Dr Sebastian Schornack

 

Project Outline

Glycerol-3-phosphate acyl transferases link fatty acids to glycerol to enable their transport outside of the cell where they form the building blocks of the cuticle or for suberisation. Pathogens exploit cutin monomers as infection signal and symbiotic fungi induce their production by the plant for their own sustenance. We recently have demonstrated that GPAT6 plays an important role in the leaf interaction with filamentous oomycetes and fungi. Altered GPAT6 levels also impact on the development of the outer epidermal cell wall suggesting that GPAT6 functions in the epidermis. While GPAT6 is late induced during pathogen infections in leaves it is strongly induced very early during root oomycete infections.

This project aims at addressing where GPAT6 is expressed in leaves and roots of Nicotiana benthamiana and whether and how its expression changes upon pathogen infection. To this end the candidate will study promoter-GUS reporter fusions in Nicotiana benthamiana under normal and microbe-colonised conditions. Furthermore, the candidate will address whether lines with high or reduced GPAT6 expression display changes in their interactions with root pathogens and symbiotic fungi. Comparing these results to our infection data in leaves will allow us to address whether GPAT6 has a conserved or organ-specific functionality.
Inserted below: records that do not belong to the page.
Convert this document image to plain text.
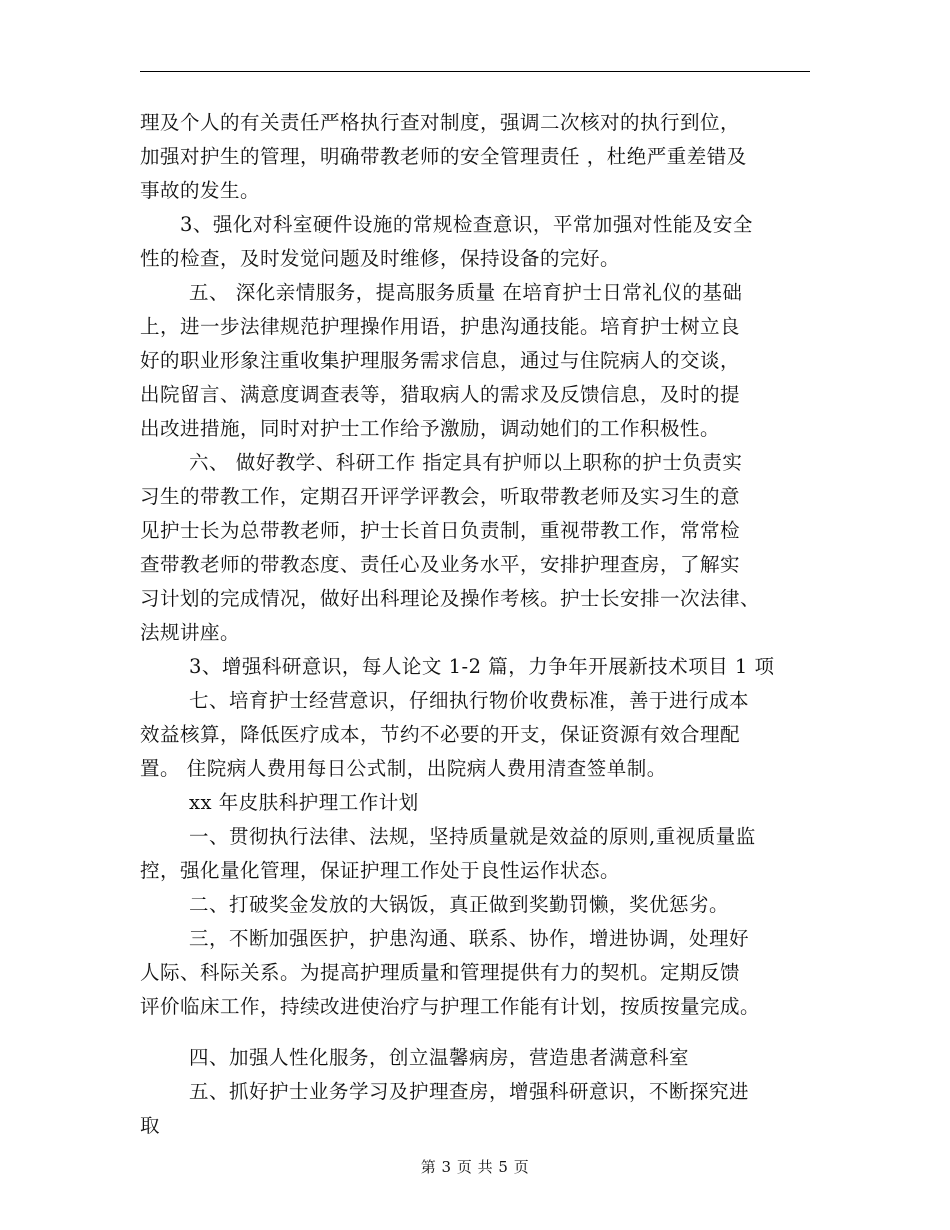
理及个人的有关责任严格执行查对制度，强调二次核对的执行到位，
加强对护生的管理，明确带教老师的安全管理责任 ，杜绝严重差错及
事故的发生。
3、强化对科室硬件设施的常规检查意识，平常加强对性能及安全
性的检查，及时发觉问题及时维修，保持设备的完好。
五、 深化亲情服务，提高服务质量 在培育护士日常礼仪的基础
上，进一步法律规范护理操作用语，护患沟通技能。培育护士树立良
好的职业形象注重收集护理服务需求信息，通过与住院病人的交谈，
出院留言、满意度调查表等，猎取病人的需求及反馈信息，及时的提
出改进措施，同时对护士工作给予激励，调动她们的工作积极性。
六、 做好教学、科研工作 指定具有护师以上职称的护士负责实
习生的带教工作，定期召开评学评教会，听取带教老师及实习生的意
见护士长为总带教老师，护士长首日负责制，重视带教工作，常常检
查带教老师的带教态度、责任心及业务水平，安排护理查房，了解实
习计划的完成情况，做好出科理论及操作考核。护士长安排一次法律、
法规讲座。
3、增强科研意识，每人论文 1-2 篇，力争年开展新技术项目 1 项
七、培育护士经营意识，仔细执行物价收费标准，善于进行成本
效益核算，降低医疗成本，节约不必要的开支，保证资源有效合理配
置。 住院病人费用每日公式制，出院病人费用清查签单制。
xx 年皮肤科护理工作计划
一、贯彻执行法律、法规，坚持质量就是效益的原则,重视质量监
控，强化量化管理，保证护理工作处于良性运作状态。
二、打破奖金发放的大锅饭，真正做到奖勤罚懒，奖优惩劣。
三，不断加强医护，护患沟通、联系、协作，增进协调，处理好
人际、科际关系。为提高护理质量和管理提供有力的契机。定期反馈
评价临床工作，持续改进使治疗与护理工作能有计划，按质按量完成。
四、加强人性化服务，创立温馨病房，营造患者满意科室
五、抓好护士业务学习及护理查房，增强科研意识，不断探究进
取
第 3 页 共 5 页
This project is suitable for a highly self-motivated individual and requires previous basic molecular biology experience.

 

Opportunities for Training

Cloning, histology, symbiotic fungi colonisation assays, pathogen infection assays, oomycete maintenance and infection, Nicotiana and tomato plant husbandry.

 

Further Reading

  • S Fawke et al. (2019), Glycerol phosphate acyltransferase 6 controls filamentous pathogen interactions and cell wall properties of the tomato and Nicotiana benthamiana leaf epidermis, New Phytologist

  • Evangelisti, E., Gogleva, A., Hainaux, T., Doumane, M., Tulin, F., Quan, C., Yunusov, T., Floch, K. and Schornack, S. (2017). Time-resolved dual root-microbe transcriptomics reveals pathogen-induced Nicotiana benthamiana genes and conserved infection-promoting Phytophthora palmivora effectors. BMC Biol.